First Quarter Construction Update: The Good, the Bad, and the Ugly
By Anirban Basu, Chief Construction Economist, Marcum LLP
Issue 39 – First Quarter 2022
Entering 2022, the construction industry faced two primary issues: rising costs and shortages of labor and materials. Of course, these two issues are fundamentally linked. Though the pandemic’s hold on people’s lifestyles began to ebb during 2022’s initial quarters, the supply chain issues facing contractors became more severe. Russia invaded Ukraine on February 24, and China has engaged in strict lockdowns in a number of key manufacturing districts. On top of that, the Federal Reserve began a process of ratcheting interest rates higher. In short, the life of the typical contractor became far more complex during a first quarter that was supposed to usher forth simpler times.
As a sign of the times, this is what passes for good. The average 30-year fixed-rate mortgage recently climbed above five percent and is now at its highest level since the middle of 2009. Mortgage applications have plummeted in response. Existing home sales declined approximately 11 percent from January to March. Still, home equity gains remain in place for now. According to the Case-Shiller home price index, home prices were up nearly 20 percent year over year as of February.

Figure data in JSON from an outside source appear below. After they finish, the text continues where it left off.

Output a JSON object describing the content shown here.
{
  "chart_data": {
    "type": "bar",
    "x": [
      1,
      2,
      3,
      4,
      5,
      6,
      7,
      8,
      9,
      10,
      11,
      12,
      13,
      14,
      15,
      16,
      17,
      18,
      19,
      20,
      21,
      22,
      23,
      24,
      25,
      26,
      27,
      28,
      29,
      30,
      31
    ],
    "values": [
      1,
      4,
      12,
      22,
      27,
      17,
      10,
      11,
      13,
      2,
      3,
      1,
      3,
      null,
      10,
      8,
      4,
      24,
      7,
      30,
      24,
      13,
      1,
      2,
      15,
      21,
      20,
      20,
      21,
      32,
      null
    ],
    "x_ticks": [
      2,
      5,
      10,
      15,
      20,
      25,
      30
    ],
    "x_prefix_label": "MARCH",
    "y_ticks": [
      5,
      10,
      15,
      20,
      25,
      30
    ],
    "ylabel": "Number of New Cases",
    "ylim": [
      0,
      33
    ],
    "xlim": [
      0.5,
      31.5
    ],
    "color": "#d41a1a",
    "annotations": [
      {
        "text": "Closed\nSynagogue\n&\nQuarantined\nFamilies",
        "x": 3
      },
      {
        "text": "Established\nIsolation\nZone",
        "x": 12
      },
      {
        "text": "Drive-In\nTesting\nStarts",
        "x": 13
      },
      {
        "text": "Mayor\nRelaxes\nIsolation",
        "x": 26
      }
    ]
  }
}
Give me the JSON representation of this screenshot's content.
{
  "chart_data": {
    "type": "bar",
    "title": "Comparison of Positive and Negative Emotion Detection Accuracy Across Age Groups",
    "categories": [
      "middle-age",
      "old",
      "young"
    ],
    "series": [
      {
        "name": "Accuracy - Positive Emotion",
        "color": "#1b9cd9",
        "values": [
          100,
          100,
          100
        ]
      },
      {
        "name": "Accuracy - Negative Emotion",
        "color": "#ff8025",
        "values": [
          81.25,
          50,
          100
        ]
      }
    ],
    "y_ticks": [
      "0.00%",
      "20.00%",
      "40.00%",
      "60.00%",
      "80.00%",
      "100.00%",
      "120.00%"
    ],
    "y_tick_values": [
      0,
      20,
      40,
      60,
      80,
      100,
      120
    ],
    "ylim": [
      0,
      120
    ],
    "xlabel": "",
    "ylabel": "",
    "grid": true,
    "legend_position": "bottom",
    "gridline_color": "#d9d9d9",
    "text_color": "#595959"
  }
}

There’s actually a lot of good here, though contractors continue to fume over the shortage of skilled workers. The construction industry has regained all of the jobs lost during the first two months of the pandemic. As of April 2022, industry employment is 4,000 jobs above February 2020 levels. This represents a rapid recovery by historical standards, with the industry adding more than 1.1 million jobs since the worst of the downturn. That said, industry employment is significantly lower than it would have been had the pandemic not occurred, in part because many former workers permanently retired as the pandemic tore through the economy and endangered public and personal health. Had hiring and retention persisted at average rates associated with the eight years preceding the pandemic, the industry would have about 600,000 more employees.
Nonresidential construction spending declined 0.8 percent in March 2022, the most recent month for which data are available. These numbers are not adjusted for inflation. Nonresidential construction spending is up 5.6 percent year-over-year, but once one factors in inflation, this represents a setback in real terms. Another measure of construction spending, investment in nonresidential structures (a component of gross domestic product) fell 0.9 percent during the first quarter of 2022 and has now declined during nine of the past ten quarters.